As a successful frontier in the course of research towards artificial intelligence, **Transformers** are considered novel deep feed-forward artificial neural network architectures that leverage self-attention mechanisms and can handle long-range correlations between the input-sequence items. Thanks to their massive success in the industry and academic research, bountiful transformer architectures — a.k.a. X-formers — have been proposed by researchers since their inception in 2017 by Vaswani et al. [3], and have been adopted in a substantial number of domains such as — initially was proposed for — natural language processing (NLP), computer vision (CV), audio and speech processing, chemistry, and life sciences; they can achieve SOTA performances in the disciplines mentioned earlier. In this article, I have explained the transformer architecture through underlying math, python code implementation, and visualization of different layers. End-to-end examples are available on the TransformerX library repository on GitHub.

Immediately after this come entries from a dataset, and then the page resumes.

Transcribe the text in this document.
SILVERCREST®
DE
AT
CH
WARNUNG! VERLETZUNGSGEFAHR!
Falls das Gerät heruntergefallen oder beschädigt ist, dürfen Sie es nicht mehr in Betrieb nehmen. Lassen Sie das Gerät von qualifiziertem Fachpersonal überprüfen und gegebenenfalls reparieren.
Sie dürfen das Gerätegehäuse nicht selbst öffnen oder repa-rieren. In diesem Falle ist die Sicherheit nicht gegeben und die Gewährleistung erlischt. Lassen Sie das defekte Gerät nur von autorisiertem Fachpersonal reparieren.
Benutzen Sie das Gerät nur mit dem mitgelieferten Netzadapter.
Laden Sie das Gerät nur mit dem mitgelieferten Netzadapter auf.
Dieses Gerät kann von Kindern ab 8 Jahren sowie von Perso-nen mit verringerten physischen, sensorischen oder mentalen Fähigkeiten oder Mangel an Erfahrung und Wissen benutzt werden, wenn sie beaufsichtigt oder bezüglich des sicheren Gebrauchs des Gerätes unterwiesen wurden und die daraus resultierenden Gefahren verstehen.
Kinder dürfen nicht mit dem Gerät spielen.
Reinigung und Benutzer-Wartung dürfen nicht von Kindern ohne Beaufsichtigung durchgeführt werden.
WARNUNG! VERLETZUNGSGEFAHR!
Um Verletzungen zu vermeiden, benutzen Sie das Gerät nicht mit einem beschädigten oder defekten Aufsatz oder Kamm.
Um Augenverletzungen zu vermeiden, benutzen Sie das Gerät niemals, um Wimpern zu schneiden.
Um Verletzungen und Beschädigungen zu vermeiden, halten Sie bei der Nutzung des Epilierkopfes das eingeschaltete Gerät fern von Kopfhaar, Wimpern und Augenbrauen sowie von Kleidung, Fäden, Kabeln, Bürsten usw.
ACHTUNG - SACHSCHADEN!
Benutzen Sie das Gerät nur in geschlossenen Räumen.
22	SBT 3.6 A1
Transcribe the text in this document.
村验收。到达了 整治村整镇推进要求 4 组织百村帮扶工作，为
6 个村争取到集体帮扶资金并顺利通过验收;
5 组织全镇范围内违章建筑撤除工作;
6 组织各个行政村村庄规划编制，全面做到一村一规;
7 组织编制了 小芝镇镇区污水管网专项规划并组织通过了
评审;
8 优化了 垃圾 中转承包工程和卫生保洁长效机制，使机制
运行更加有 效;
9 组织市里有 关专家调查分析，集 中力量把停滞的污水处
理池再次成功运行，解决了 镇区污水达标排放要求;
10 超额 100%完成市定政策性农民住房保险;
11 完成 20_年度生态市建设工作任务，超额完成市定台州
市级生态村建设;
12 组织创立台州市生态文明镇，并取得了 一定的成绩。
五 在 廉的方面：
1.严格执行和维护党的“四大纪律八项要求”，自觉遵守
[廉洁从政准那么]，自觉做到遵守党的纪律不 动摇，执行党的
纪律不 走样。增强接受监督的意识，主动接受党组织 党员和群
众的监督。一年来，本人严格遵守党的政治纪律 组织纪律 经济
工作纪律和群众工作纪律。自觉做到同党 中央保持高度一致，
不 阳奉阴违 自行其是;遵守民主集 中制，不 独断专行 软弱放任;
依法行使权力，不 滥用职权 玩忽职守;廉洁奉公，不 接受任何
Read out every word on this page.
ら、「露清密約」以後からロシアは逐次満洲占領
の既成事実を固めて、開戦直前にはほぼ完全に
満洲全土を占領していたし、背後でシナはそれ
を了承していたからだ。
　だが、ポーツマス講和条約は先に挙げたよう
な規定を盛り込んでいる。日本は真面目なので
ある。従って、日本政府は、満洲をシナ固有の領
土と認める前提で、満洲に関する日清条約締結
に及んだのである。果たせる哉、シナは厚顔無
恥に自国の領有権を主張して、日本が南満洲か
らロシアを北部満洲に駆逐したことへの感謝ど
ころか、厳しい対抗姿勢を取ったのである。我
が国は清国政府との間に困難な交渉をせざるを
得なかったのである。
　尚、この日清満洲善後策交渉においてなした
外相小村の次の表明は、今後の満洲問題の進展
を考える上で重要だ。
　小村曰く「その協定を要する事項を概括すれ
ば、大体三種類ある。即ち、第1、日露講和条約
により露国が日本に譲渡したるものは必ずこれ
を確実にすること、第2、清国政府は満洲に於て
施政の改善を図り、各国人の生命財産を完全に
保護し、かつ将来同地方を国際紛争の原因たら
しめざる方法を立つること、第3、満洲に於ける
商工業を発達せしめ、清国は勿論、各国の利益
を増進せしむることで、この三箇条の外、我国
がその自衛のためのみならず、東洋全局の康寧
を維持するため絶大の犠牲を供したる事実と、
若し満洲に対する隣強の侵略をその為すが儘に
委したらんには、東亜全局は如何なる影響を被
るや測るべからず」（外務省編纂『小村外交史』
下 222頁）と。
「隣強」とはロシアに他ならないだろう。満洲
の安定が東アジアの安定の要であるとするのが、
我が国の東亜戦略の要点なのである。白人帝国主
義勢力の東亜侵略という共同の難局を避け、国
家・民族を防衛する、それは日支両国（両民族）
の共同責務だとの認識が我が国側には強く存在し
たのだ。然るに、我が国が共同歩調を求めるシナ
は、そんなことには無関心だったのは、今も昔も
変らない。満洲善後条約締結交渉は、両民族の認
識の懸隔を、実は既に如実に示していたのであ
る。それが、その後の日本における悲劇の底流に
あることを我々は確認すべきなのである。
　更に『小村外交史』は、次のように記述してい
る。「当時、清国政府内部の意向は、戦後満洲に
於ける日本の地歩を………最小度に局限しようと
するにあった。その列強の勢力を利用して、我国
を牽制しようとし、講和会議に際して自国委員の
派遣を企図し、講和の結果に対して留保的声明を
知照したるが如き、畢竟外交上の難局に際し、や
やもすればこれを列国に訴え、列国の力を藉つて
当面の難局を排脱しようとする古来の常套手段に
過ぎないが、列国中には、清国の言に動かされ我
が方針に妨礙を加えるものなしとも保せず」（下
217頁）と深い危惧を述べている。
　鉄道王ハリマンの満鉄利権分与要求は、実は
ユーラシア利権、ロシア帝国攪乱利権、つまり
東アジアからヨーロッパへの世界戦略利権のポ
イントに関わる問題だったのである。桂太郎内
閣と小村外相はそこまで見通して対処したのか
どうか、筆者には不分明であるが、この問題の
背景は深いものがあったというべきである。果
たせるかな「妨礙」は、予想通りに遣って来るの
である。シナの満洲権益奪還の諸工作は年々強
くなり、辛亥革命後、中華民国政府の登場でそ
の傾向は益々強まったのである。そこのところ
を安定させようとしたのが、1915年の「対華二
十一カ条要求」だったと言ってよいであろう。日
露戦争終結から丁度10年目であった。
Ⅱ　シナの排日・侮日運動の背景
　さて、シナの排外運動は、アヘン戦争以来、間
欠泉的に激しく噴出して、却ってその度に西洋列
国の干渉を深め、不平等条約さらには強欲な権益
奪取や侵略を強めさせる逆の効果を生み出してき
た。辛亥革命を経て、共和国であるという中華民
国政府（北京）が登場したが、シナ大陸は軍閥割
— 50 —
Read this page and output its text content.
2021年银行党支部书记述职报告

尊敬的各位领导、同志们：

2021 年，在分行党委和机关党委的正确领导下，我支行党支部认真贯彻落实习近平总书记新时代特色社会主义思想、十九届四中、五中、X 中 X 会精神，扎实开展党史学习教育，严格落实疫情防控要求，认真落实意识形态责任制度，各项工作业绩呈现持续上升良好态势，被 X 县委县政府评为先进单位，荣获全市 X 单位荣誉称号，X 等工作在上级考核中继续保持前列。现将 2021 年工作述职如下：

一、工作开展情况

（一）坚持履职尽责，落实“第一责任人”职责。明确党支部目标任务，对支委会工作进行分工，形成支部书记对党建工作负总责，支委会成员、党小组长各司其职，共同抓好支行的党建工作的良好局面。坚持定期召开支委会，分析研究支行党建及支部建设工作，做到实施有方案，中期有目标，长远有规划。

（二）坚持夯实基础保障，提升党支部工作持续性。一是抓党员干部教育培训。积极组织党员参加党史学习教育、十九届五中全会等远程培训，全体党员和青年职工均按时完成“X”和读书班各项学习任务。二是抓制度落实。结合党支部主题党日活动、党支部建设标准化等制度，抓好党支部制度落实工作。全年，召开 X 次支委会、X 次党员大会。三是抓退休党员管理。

Lower-level concepts such as attention mechanisms and terminologies related to encoder-decoder models are the underlying ideas of Transformers. Therefore, I have provided a brief summary of these approaches.

Attention is the allocation of a cognitive resource scheme with limited processing power** **[1].

The general idea behind attention as proposed by Bahdanau et al. [2] is that it searches for the most relevant information located in different positions in the input sequence when translating a word in each step. In the next step, it generates translations for the source token (word) wrt. 1) the context vector of these relevant positions and 2) previously generated words, simultaneously.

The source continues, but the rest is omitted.